Geschickt eingefädelt: Mathias Döpfner, Vorstandsvorsitzender von Axel Springer, muss sich keine Sorgen machen. Das Risiko des 920-Millionen-Euro-schweren Deals trägt die Funke Mediengruppe. Foto: Axel Springer

 

Und irgendwann, ja irgendwann fragt ja doch niemand mehr danach, wem was eigentlich wie gehört, bei so vielen Dach- und Über- und Unterfirmen.

Dass das Bundeskartellamt auch im Jahr 2014, in dem weltweit agierende Medien Werbegelder auf sich konzentrieren und den neu entstandenen Onlinemarkt nach Belieben dominieren, immer noch genau schaut, wenn Zeitschriften und Zeitungen in Deutschland den Besitzer wechseln, hat durchaus etwas Gutes.

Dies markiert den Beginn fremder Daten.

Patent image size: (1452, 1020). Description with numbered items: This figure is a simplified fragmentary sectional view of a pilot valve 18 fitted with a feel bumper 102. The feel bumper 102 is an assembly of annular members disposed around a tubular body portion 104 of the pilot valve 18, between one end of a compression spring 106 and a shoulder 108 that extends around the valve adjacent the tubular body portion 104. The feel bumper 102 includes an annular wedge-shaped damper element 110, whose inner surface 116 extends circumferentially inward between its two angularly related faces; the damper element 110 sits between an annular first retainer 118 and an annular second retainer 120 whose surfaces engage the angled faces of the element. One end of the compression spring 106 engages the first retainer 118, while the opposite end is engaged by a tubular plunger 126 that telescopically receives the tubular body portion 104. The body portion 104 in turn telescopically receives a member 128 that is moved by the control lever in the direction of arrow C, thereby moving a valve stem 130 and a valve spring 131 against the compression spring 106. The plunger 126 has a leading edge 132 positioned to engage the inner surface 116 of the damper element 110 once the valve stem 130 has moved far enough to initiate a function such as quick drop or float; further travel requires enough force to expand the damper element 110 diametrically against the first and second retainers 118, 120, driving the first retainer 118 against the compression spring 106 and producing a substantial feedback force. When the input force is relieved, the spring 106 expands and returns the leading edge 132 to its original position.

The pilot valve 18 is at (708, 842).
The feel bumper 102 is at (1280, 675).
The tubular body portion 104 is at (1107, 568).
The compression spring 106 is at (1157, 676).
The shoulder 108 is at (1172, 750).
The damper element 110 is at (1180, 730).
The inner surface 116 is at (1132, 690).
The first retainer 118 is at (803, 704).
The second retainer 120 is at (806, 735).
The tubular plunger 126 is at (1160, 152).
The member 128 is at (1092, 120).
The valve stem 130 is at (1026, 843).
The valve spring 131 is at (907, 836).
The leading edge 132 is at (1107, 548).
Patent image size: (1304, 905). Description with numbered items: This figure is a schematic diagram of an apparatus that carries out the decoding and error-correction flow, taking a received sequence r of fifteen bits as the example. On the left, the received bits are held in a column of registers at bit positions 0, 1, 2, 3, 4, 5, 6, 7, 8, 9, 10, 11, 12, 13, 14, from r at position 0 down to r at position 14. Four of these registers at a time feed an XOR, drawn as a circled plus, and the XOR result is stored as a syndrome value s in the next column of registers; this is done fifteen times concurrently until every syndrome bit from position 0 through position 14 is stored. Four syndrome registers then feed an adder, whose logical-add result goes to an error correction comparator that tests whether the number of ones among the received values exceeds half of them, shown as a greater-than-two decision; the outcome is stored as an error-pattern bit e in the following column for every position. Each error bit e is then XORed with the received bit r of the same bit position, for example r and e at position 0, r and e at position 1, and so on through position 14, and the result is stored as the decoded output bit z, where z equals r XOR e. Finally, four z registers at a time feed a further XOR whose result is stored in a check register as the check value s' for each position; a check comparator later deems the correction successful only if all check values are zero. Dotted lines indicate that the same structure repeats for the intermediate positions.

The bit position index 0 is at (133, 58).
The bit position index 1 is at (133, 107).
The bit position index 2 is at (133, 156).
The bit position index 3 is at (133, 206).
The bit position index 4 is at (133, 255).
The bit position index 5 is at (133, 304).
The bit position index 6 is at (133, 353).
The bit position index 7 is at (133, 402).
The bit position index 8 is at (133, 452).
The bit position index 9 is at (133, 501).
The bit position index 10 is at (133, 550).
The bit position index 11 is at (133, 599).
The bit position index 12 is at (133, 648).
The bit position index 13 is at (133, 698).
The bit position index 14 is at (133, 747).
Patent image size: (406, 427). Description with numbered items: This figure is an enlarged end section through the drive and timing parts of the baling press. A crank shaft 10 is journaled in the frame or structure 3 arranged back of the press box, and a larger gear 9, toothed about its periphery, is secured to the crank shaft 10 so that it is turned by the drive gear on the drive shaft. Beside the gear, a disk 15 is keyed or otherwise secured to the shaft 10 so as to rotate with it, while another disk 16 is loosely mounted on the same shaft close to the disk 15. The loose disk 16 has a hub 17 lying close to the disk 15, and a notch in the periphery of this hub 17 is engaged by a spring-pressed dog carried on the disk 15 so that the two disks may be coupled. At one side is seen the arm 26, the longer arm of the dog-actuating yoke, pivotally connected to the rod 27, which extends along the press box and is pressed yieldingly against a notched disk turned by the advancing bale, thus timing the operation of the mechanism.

Die Frage, welche Meinungsvielfalt wie in diesem konkreten Fall Programmzeitschriften transportieren, nur weil sie unterschiedlichen Eigentümern gehören, bleibt dabei allerdings unbeantwortet. Viel wichtiger erscheint hier dagegen, dass es auch andere, noch größere Mitbewerber gibt, die mit dem Finger auf Konzentrationsbemühungen beim Wettbewerber zeigen.

Wie beispielsweise die Hamburger Großverlegerin und Vielfliegerin Yvonne Bauer. Die gab schon Ende November 2013 zu Protokoll, dass sie dem Springer-/Funke-Deal wenig Chancen einräumt.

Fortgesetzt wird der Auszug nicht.